Horizontal & Vertical Marketing Conflicts
In marketing, vertical conflict is conflict that occurs between organizations that work together to provide the same product to the consumer. For example, a business selling potatoes might have a conflict with a supermarket that sells the potatoes. A horizontal conflict is one that occurs between two enterprises that might work together, either directly or indirectly. For example, a bookstore might have a coffee shop owned by a different business operating in the bookstore.
With the coffee and bookstore example, both businesses can run into a conflict based on the decisions of one of the stores. For example, the bookstore might complain when the coffee store opens up a second coffee store nearby, with a nicer decor and lower coffee prices, which could attract customers away from the bookstore. The different enterprises have goals that conflict.
In vertical marketing, when a company wants a retailer to carry a product, that retailer might be hesitant because the retailer can carry only so many products and carrying the wrong products can make the retailer unsuccessful. Also, different retailers have different clients who might prefer one type of product over another. The company selling the products to the retailer must convince the retailer that the products will be profitable.
With contractual vertical marketing systems, independent firms form relationships and work together to increase their marketability. For example, a graphic design firm and a copywriting team might work together to offer sales letter writing services to other clients. However, they might run into conflicts when arguing over who has creative control over which aspects of the project and how much each agency is compensated.
Marketing channels, either vertical or horizontal, sometimes have one business that has the financial resources needed to dominate in a conflict with other businesses. For example, the sole manufacturer of a popular product might have considerable sway over the retailers who sell the product. However, the dominant business usually cares about the other business' self-interest, since the dominant business often depends on the other businesses in the channel.
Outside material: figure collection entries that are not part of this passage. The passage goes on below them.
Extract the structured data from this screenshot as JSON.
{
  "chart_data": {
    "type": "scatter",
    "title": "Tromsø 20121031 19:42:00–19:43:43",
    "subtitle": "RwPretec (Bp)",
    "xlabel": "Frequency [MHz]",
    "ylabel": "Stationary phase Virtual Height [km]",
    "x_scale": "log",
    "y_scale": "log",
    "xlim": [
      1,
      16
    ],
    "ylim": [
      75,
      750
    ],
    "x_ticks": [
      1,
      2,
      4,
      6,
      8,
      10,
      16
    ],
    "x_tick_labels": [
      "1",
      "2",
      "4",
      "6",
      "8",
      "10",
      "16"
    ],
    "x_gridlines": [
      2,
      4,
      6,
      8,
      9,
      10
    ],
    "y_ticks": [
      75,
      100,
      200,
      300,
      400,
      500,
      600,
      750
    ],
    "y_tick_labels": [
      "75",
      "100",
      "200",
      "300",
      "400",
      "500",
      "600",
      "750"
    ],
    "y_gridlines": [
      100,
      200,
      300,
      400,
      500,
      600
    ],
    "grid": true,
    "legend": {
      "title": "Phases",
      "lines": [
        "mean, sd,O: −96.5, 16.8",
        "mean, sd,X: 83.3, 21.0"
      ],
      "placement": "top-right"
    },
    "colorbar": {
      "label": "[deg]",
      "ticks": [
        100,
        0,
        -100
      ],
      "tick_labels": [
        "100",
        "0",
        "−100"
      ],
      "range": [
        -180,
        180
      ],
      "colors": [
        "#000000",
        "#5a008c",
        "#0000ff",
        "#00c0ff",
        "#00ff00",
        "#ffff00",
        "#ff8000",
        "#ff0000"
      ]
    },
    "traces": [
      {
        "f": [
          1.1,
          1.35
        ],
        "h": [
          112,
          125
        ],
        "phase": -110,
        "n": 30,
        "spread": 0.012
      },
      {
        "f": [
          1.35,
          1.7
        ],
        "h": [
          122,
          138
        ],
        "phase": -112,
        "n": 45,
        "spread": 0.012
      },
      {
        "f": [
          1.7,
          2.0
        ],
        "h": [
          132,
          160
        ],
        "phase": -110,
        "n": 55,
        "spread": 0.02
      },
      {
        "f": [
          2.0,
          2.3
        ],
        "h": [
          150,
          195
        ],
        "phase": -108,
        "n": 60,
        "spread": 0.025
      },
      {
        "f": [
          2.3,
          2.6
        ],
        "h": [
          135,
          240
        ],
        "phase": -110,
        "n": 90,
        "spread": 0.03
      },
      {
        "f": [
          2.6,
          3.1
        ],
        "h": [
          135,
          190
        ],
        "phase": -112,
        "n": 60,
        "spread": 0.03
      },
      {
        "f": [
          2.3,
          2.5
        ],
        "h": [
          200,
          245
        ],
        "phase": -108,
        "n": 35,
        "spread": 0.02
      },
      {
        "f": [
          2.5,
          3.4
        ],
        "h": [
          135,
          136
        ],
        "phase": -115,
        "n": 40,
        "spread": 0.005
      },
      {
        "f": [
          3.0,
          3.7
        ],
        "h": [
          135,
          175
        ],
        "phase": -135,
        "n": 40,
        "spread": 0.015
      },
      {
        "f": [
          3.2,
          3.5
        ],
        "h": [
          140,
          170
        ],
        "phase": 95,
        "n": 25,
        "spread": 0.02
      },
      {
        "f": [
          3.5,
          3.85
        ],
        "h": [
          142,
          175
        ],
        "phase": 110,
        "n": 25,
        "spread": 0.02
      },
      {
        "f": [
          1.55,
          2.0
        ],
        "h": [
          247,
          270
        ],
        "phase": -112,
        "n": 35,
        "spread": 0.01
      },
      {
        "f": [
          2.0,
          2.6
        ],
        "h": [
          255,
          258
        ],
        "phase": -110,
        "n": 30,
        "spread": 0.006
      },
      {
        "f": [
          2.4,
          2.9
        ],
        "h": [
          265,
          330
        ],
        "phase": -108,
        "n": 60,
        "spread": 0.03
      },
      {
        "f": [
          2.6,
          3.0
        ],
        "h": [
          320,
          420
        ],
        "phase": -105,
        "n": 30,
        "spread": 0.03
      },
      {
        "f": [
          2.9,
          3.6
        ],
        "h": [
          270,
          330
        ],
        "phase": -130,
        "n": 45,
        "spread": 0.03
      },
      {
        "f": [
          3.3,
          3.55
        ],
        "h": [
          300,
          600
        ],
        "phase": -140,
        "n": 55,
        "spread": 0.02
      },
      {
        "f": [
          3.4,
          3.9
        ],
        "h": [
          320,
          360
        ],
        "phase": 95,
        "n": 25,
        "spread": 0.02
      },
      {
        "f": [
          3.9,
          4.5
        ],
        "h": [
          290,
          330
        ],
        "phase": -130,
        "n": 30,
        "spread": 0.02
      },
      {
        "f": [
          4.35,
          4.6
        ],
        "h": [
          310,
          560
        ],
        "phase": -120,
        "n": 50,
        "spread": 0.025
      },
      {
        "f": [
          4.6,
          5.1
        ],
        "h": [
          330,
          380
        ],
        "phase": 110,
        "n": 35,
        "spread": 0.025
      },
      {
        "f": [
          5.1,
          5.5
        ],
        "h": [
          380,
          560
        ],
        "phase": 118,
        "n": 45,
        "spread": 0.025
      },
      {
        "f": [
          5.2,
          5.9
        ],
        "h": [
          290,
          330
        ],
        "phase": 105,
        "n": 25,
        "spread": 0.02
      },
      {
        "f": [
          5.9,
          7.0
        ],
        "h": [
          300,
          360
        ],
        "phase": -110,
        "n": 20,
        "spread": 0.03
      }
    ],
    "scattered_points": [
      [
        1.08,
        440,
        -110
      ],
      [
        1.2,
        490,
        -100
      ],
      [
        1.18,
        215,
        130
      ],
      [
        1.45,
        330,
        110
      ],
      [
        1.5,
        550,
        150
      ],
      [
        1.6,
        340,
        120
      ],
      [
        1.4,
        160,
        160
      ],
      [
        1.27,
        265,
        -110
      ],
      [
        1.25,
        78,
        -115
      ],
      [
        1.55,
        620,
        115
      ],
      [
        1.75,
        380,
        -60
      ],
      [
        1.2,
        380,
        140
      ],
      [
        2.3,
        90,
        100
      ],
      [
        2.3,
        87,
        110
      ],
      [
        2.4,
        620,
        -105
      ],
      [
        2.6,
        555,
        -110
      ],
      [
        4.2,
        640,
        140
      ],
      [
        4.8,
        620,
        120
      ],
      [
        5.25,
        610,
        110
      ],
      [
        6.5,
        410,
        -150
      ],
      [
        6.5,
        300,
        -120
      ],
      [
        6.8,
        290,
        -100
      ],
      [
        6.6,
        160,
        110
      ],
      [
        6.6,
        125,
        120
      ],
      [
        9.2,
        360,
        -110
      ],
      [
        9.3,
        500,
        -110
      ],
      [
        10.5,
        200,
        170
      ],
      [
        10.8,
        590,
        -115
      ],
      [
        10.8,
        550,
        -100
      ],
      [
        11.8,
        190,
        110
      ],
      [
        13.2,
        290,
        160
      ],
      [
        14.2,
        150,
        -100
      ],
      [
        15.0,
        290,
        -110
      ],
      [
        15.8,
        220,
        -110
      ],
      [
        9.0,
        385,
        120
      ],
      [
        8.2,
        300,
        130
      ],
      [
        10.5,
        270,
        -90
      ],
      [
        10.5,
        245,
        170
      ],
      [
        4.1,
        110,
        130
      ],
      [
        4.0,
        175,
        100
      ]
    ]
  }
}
When businesses engage in horizontal marketing, they usually have different products or services that they specialize in. When businesses specialize in the same products and services, they can steal customers away from each other, which can lead to conflict. Some businesses form marketing channels specifically to avoid conflict. Instead of competing with each other, two businesses might form different niches, then direct customers to and from each other. Eliminating conflict makes the businesses more efficient, since they do not have to spend as many resources competing with each other. However, if one business completely dominates a particular niche, that business has a monopoly, which can cause the company to have less of an incentive to offer lower prices and improve products, hurting consumers as a result.